Cet article est certifié gluten-free et vous est donc vendu trois fois plus cher. Vous flairez l’arnaque ? Vous avez bien raison. Mais puisque l’industrie agroalimentaire le fait allégrement, on s’est dit qu’on pouvait tenter le coup. Blague à part, en essayant de faire des courses bonnes et bios, on a vu de la confiture, du cidre, du yaourt « sans gluten » (et même… des capotes). Sauf que ni la confiture, ni le cidre, ni le yaourt n’affiche de blé parmi ses ingrédients – ni aucune autre céréale. Aucune raison, donc, pour qu’ils contiennent cette protéine. Ça n’empêche pas, évidemment, des malins du marketing d’ajouter une mention sur leurs étiquettes, histoire de séduire le consommateur stressé (salut Jean-Claude !) et perdu dans la jungle des labels (lire l’épisode 2, « Labels, au secours ! »).

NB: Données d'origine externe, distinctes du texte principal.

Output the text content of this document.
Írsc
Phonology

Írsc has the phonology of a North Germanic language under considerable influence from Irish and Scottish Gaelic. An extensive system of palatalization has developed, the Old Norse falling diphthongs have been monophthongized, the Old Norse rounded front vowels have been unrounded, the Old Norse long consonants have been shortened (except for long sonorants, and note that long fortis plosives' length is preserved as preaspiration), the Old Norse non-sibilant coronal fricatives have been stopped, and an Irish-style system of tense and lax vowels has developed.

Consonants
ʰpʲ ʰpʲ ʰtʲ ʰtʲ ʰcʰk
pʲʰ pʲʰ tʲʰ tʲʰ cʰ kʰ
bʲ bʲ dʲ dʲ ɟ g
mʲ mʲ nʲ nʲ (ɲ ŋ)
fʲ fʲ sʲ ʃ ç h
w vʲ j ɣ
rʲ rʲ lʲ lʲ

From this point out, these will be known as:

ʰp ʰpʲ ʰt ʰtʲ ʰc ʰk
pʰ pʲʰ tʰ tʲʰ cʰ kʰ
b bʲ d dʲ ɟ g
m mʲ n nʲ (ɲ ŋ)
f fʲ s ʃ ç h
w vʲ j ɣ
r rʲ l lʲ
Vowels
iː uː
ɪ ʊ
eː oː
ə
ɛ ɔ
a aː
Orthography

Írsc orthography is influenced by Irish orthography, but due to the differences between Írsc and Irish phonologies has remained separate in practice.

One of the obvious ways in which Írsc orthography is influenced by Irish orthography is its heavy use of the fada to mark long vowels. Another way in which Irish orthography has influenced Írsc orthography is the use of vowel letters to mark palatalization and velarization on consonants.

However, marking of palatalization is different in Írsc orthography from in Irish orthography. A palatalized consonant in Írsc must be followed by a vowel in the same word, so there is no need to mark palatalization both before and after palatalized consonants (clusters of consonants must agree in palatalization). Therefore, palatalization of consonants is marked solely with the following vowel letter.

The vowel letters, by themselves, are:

Les chiffres leur donnent d’ailleurs raison. En France, les ventes de produits labellisés sans gluten connaissent une croissance à deux chiffres et certains observateurs estiment à 11 millions le nombre de consommateurs plus ou moins réguliers. Il y a quelques mois, un « analyste senior » cité par Les Echos expliquait tranquillement qu’un produit sans gluten (le plus souvent du pain, des pâtes ou des biscuits) peut facilement se vendre trois fois plus cher que son équivalent fabriqué à base de céréales classiques (blé, orge, avoine et seigle, principalement). Il disait aussi combien ces « produits à valeur ajoutée » sont importants en période de « pressions déflationnistes ». En langage d’analyste senior, cela veut dire grosso modo : « Le prix de la bouffe baisse, il faut trouver des produits que les gens acceptent encore d’acheter cher et sur lesquels on va faire de grosses marges. »

Une question était malencontreusement oubliée dans l’article : est-ce bien utile pour le consommateur de dépenser plus pour se passer de gluten ? La réponse est oui… pour une partie de la population, bien spécifique. Ce sont les personnes atteintes d’une maladie auto-immune appelée « maladie cœliaque », qui concerne 1 % des Européens. Et les autres ? C’est-à-dire les millions de gens qui ne souffrent pas de maladie cœliaque mais déclarent se sentir mieux, plus légers et moins ballonnés quand ils se privent de gluten ? En 2015, des chercheurs italiens ont testé les réactions de ces personnes. Après quelques mois de protocole, ils ont conclu que 86 % des patients autodiagnostiqués n’avaient en fait ni allergie, ni hypersensibilité constatable au gluten.